All these specific circumstances eventually triggered the preliminary references of this case.

  • Balancing opposing interests

Concerning the Court’s reasoning itself, the CJEU tries to find a compromise between the creditors’ and defendants’ interests. As the Court states, one of the purposes of the EPO is “to simplify, accelerate and reduce costs in cross-border disputes concerning uncontested pecuniary claims” (para. 36). Nonetheless, the pursuit of those goals cannot be to the detriment of defendants’ rights. Particularly, in this case, “the nature and significance of the public interest constituted by the protection of consumers” (para. 42) prevails over creditors’ interests.

It appears that the CJEU tries to mitigate the imbalance favouring creditors that a literal reading of the EPO Regulation could provoke. Indeed, if we strictly observe Article 7 of the EPO Regulation, no documentation might be needed to obtain an EPO. Nonetheless, as it was demostrated, that would undermine the position of consumers.

From a broader perspective, this search for a balance is not exclusive to the EPO Regulation. We can also find it in CJEU judgments concerning other uniform civil procedures. For instance, the recent decision on Regulation 655/2014, establishing a European Account Preservation Order (C-555/18, K.H.K. (Saisie conservatoire des comptes bancaires)) is a good example. It seems that the CJEU is trying to mitigate the pro-creditor aspects of these proceedings.

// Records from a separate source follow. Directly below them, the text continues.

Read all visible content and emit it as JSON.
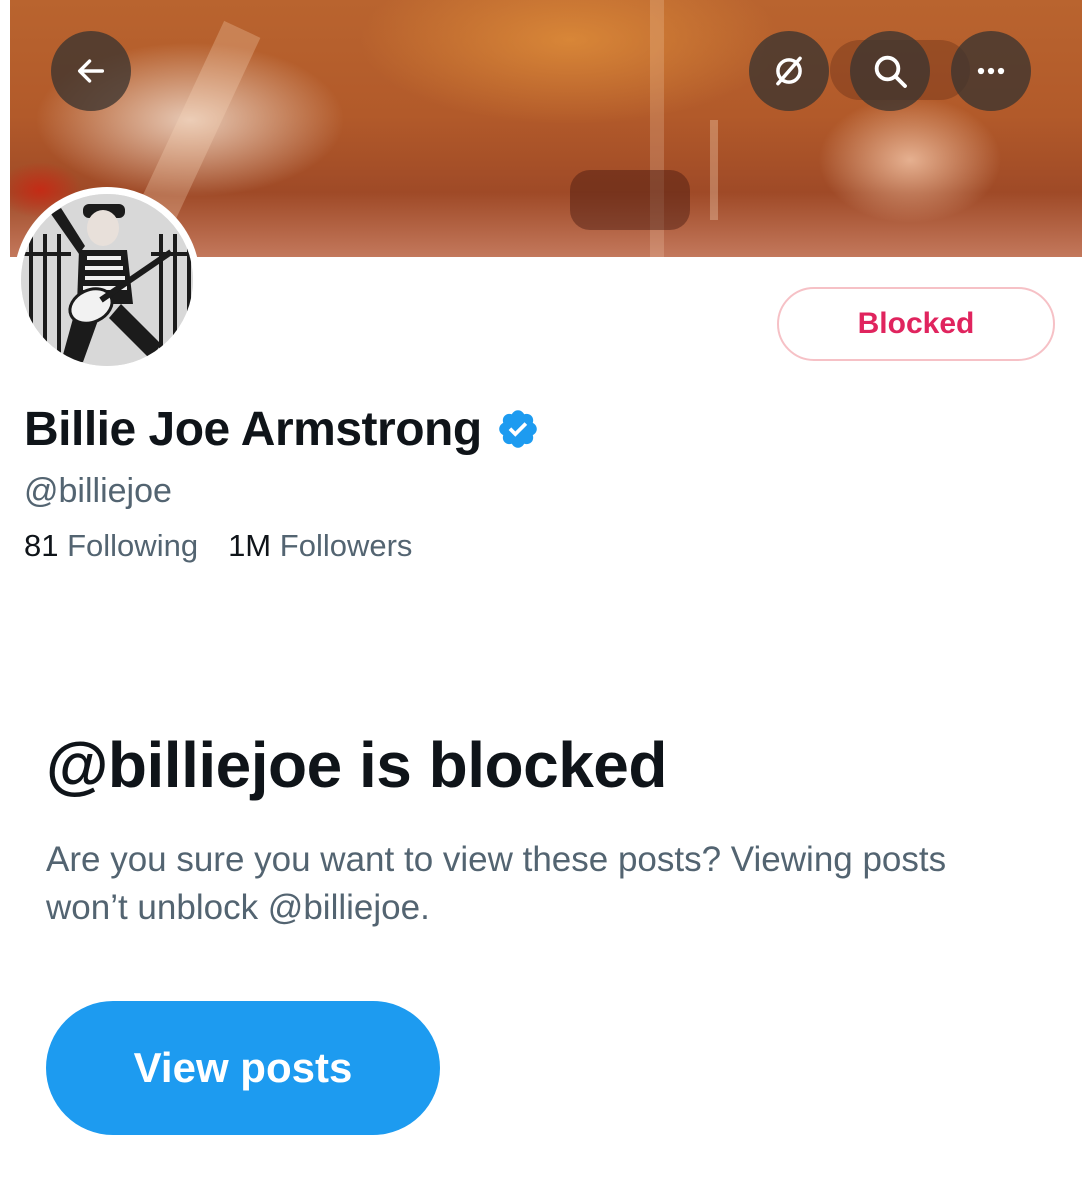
{
  "header": {
    "back_icon": "arrow-left-icon",
    "hide_icon": "eye-slash-icon",
    "search_icon": "search-icon",
    "more_icon": "more-horizontal-icon"
  },
  "profile": {
    "name": "Billie Joe Armstrong",
    "verified": true,
    "handle": "@billiejoe",
    "following_count": "81",
    "following_label": "Following",
    "followers_count": "1M",
    "followers_label": "Followers",
    "blocked_button_label": "Blocked"
  },
  "blocked_notice": {
    "title": "@billiejoe is blocked",
    "description": "Are you sure you want to view these posts? Viewing posts won’t unblock @billiejoe.",
    "view_button_label": "View posts"
  },
  "colors": {
    "accent": "#1d9bf0",
    "blocked_red": "#e0245e",
    "secondary_text": "#536471",
    "primary_text": "#0f1419"
  }
}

  • The EPO procedure post-Bondora

How does Bondora affect the EPO procedure? In the conclusion of the judgment, the CJEU merely acknowledged that courts can request additional documentation in order to assess the fairness of the terms of the contract which serves as a basis of the EPO (para. 56). Nonetheless, observing the whole of the Court’s reasoning, it follows that domestic courts might also be obliged to perform a further examination in order to safeguard consumers’ rights against unfair contractual terms. The CJEU stated that “the national court is required to assess of its own motion whether a contractual term falling within the scope of Directive 93/13 is unfair” (para. 43). Does it mean that every time a creditor indicates in the standard form of the EPO application that the defendant is a consumer, the Court has to examine the fairness of the terms of the agreement between the creditor and the consumer? It seems so. The EPO Regulation only requires creditors the description of the “circumstances invoked as the basis of the claim” and the “description of evidence supporting the claim” (Article 7(1) EPO Regulation). This might not be enough for a court to make a proper assessment of the fairness of the contractual terms. AG Sharpston was of the same view. In the Opinion of this case, she affirmed that “the court’s examination of the merits of the claim based solely on the information included in form A is, on the face of it, rather superficial, which is hardly likely to ensure effective protection of the consumer concerned” (para. 93). Therefore, unless creditors provide the contractual terms by their own motion in an application for an EPO, domestic courts would have to request them on the basis of Article 9(1) of the EPO Regulation. Only in this way would courts be able to assure whether the terms of the agreement are fair or not.

As a consequence of the above, the EPO Regulation, although initially a non-documentary procedure largely inspired by the German payment order, might have turned into something resembling a documentary payment order in those cases when there is involved a contract concluded with a consumer. Whereas Spanish courts might welcome this new approach, in other Member States where payment orders are granted in a more automatic manner, Bondora might be a turning point.

In any case, Bondora has already become a key reference for a proper understanding of the EPO Regulation, a procedure on which the CJEU might still have more to say.